At Stewart’s 1961 retirement dinner, Emmette Redford, a former student who became one of the university’s most distinguished professors, commented that Stewart had the privilege at Texas of teaching some of the men who went on to become outstanding scholars in their profession and leaders in public life in Texas.
This, in part, was due to circumstance as all pre-law students had to take courses in either state government and administration or municipal government and administration, and Stewart taught both.
But student success was also a testament to how Stewart taught — impressing the value of facts, thoroughness and objectivity on his pupils, according to Redford.
“I have always had an affectionate feeling for Frank because he took an interest in my career, counseled with me about graduate work and maintained contact with me over the years,” Redford said.
At UCLA, Stewart taught with Charles Grove Haines, the Department of Government’s third chairman, who had left Texas in 1925. Haines, Stewart and Malbone Graham, another Texas alumnus, helped establish the UCLA Political Science Department.
Frog Wars
In 1919, Caleb Perry Patterson joined the university and soon emerged as the Government Department’s dominant figure.
Patterson was an outspoken constitutional scholar who supported the League of Nations, deeply opposed the New Deal and Franklin Roosevelt’s court packing, argued forcefully against U.S. presidential claims to inherent powers and fought with two university presidents over salary issues.
His gripes began almost immediately after he arrived in Texas. President Robert Vinson was prepared to let Patterson go in 1921 after Patterson received a job offer from The University of Iowa and demanded a raise.
But the university failed to recruit a replacement, and Patterson backed off from his salary demands and agreed to stay.

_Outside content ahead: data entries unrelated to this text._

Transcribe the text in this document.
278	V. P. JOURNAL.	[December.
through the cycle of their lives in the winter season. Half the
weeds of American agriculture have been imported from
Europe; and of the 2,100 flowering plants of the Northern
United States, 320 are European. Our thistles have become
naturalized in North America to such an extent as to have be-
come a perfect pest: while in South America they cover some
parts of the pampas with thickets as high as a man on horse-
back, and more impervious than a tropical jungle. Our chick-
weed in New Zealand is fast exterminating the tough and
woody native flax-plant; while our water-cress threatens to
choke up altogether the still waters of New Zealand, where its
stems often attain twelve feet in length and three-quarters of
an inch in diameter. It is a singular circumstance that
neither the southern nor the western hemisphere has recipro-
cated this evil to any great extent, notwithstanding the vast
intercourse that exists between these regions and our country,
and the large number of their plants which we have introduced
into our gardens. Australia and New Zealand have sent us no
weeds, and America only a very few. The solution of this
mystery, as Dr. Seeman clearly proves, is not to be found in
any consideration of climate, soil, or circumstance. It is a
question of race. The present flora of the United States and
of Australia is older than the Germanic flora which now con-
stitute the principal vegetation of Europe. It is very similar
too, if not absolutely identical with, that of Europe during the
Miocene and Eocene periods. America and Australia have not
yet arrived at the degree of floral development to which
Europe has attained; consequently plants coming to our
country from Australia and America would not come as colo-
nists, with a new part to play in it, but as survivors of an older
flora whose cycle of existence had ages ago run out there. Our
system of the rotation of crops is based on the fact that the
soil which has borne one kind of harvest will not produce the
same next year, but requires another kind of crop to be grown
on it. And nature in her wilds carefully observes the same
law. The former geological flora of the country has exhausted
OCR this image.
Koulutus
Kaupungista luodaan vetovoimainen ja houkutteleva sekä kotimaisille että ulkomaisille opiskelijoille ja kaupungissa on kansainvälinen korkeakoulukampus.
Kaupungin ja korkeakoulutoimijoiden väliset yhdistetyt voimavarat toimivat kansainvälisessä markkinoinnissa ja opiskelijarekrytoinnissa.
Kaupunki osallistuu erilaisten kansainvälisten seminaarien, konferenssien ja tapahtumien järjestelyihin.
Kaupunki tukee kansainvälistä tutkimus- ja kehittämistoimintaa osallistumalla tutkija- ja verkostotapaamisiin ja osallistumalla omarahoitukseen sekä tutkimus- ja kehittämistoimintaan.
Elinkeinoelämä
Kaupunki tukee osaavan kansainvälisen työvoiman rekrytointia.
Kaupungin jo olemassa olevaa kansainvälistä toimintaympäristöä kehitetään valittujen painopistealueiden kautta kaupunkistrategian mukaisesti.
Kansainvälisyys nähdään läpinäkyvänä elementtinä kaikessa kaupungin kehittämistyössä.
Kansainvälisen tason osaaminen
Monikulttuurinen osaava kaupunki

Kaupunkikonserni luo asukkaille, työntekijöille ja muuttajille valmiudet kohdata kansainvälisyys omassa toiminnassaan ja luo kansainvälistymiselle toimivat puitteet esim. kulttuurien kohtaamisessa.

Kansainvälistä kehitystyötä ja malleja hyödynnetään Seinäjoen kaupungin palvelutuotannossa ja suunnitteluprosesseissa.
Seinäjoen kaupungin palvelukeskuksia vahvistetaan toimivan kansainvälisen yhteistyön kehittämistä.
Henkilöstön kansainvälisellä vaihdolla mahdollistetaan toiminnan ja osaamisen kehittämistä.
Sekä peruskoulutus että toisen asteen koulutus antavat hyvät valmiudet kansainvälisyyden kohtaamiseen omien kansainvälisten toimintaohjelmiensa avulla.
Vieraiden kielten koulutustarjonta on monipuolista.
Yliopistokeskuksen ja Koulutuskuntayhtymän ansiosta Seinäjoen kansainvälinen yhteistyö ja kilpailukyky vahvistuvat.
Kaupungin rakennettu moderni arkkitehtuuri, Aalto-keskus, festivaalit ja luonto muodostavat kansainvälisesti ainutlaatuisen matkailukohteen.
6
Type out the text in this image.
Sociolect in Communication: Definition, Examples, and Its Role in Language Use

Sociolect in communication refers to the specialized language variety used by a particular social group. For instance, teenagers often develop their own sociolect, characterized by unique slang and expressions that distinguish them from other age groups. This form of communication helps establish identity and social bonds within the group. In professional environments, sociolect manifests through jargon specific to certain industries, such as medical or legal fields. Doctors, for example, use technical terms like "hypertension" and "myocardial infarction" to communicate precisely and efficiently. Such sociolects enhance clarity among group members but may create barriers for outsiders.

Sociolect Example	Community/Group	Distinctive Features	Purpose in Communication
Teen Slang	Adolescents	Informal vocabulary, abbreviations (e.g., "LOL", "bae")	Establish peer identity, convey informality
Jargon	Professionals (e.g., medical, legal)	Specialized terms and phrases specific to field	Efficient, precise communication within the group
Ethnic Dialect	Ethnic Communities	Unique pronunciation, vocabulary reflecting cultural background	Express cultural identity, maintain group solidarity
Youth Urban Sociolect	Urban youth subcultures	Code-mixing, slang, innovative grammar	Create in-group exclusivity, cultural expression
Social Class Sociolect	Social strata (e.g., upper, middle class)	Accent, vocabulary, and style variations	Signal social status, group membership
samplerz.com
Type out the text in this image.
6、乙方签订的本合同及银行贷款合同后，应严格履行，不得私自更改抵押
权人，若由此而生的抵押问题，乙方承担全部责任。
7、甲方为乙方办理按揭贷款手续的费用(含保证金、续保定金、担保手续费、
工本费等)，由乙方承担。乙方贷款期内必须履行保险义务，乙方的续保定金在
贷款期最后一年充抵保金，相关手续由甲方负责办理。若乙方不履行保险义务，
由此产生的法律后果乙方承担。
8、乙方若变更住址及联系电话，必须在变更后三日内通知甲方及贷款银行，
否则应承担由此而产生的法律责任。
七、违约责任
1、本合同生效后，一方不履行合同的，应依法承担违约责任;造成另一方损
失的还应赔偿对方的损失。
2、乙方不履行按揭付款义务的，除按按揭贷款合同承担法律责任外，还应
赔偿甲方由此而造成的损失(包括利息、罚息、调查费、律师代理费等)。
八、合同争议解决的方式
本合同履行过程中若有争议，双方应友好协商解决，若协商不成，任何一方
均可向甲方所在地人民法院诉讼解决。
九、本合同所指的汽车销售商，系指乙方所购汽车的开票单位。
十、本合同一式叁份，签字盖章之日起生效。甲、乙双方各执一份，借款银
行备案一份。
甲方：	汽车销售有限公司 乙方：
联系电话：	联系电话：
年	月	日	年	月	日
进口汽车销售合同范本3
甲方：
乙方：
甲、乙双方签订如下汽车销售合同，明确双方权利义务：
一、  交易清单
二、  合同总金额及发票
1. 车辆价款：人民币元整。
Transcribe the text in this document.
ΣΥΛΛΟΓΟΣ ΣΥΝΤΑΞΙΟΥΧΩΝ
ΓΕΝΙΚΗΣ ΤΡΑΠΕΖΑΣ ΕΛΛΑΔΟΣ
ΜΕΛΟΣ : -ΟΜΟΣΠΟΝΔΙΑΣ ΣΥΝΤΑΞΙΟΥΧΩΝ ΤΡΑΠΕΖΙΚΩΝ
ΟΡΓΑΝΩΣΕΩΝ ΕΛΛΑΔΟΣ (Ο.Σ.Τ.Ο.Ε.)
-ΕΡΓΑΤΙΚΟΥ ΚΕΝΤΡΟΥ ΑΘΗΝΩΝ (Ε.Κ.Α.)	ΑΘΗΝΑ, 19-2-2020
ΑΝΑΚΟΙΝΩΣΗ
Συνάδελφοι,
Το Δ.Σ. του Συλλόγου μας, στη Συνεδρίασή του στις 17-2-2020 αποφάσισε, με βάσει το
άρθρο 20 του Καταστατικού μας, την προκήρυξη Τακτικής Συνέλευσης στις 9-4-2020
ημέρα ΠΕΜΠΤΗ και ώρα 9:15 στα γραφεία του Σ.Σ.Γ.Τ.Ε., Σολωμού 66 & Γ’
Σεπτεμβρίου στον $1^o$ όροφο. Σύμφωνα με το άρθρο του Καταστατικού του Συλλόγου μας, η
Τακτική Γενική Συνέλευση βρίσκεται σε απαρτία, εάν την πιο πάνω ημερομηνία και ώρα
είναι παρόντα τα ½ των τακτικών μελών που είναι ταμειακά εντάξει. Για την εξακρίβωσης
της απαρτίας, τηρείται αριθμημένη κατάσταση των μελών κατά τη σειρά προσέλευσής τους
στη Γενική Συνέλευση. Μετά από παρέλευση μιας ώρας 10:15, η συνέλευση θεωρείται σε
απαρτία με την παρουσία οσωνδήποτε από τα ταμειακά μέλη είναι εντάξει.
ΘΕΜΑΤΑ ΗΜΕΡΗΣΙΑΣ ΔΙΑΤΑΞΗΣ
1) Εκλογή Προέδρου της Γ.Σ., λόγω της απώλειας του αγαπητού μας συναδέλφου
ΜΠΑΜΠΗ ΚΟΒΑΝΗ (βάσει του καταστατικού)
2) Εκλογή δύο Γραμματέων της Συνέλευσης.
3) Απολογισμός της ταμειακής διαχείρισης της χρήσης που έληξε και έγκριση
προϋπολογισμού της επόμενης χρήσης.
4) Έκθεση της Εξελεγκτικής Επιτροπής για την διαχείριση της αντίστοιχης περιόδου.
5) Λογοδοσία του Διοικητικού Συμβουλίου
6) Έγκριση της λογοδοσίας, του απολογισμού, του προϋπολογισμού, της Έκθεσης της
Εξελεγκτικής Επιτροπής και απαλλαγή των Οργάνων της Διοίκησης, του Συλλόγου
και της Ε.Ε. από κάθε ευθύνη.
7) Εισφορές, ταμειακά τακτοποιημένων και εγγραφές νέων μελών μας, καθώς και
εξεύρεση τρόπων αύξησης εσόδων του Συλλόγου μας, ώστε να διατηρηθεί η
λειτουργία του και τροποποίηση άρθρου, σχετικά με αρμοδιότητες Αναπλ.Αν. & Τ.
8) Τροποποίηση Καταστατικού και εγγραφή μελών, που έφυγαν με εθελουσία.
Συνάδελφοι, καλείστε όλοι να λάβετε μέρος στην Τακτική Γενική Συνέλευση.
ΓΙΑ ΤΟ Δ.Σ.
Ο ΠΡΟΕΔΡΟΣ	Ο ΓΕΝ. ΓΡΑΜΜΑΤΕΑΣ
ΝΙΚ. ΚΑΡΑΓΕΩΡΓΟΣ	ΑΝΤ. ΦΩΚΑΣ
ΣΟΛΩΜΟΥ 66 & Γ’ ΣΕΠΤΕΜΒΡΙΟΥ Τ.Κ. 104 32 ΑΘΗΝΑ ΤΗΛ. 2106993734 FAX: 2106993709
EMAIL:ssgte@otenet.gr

Decades later, Patterson fought bitterly with President Theophilus Painter over salary issues. The two men were neighbors, and their mutual disdain was taken out on the noisy frogs in Painter’s pond, which Patterson would occasionally shoot.
The dispute reached the Texas Senate in 1953, when senators lobbied Painter’s successor, Logan Wilson, to recommend Patterson for the distinguished professorship that Painter withheld.
“Delay in (Patterson’s) recognition by the University is a travesty,” state Sen. Wayne Wagonseller wrote.
Through legislative action, Patterson received his raise, but the frog wars rumbled on.
The Texas Mafia
The department in the 1920s began graduating true luminaries whose influence soon stretched through the political science universe.
Those alumni — including John Burdine, Taylor Cole, V.O. Key Jr., Roscoe Martin, James McCamy, Emmette Redford and Benjamin Wright — became so prominent they earned themselves a nickname: the Texas Mafia.
Highlights include:
- Key, Cole and Redford were each presidents of the American Political Science Association.
- Key’s 1949 “Southern Politics in State and Nation” is one of the most well known political science studies ever published.
- Cole helped develop political science at Duke, where he was provost throughout the 1960s.
- Wright chaired Harvard’s government department in the 1940s.
- McCamy chaired the political science department at The University of Wisconsin-Madison, 1949-52.
- Martin bankrolled Key’s 1949 study and chaired political science at Syracuse University in the 1950s.
- Burdine became the university’s first vice president — Burdine Hall was dedicated in his honor in 1970.
- Redford became the first faculty member of the LBJ School of Public Affairs.
Redford was considered by many to be the true gem of the group.
“Several generations of students — both graduate and undergraduate — hold (Redford) in high regard as one of the significant influences in their lives,” Government Professor Emeritus William Livingston wrote in 1976, in the first letter nominating Redford for a Texas Exes Distinguished Alumnus Award, which he received in 1984.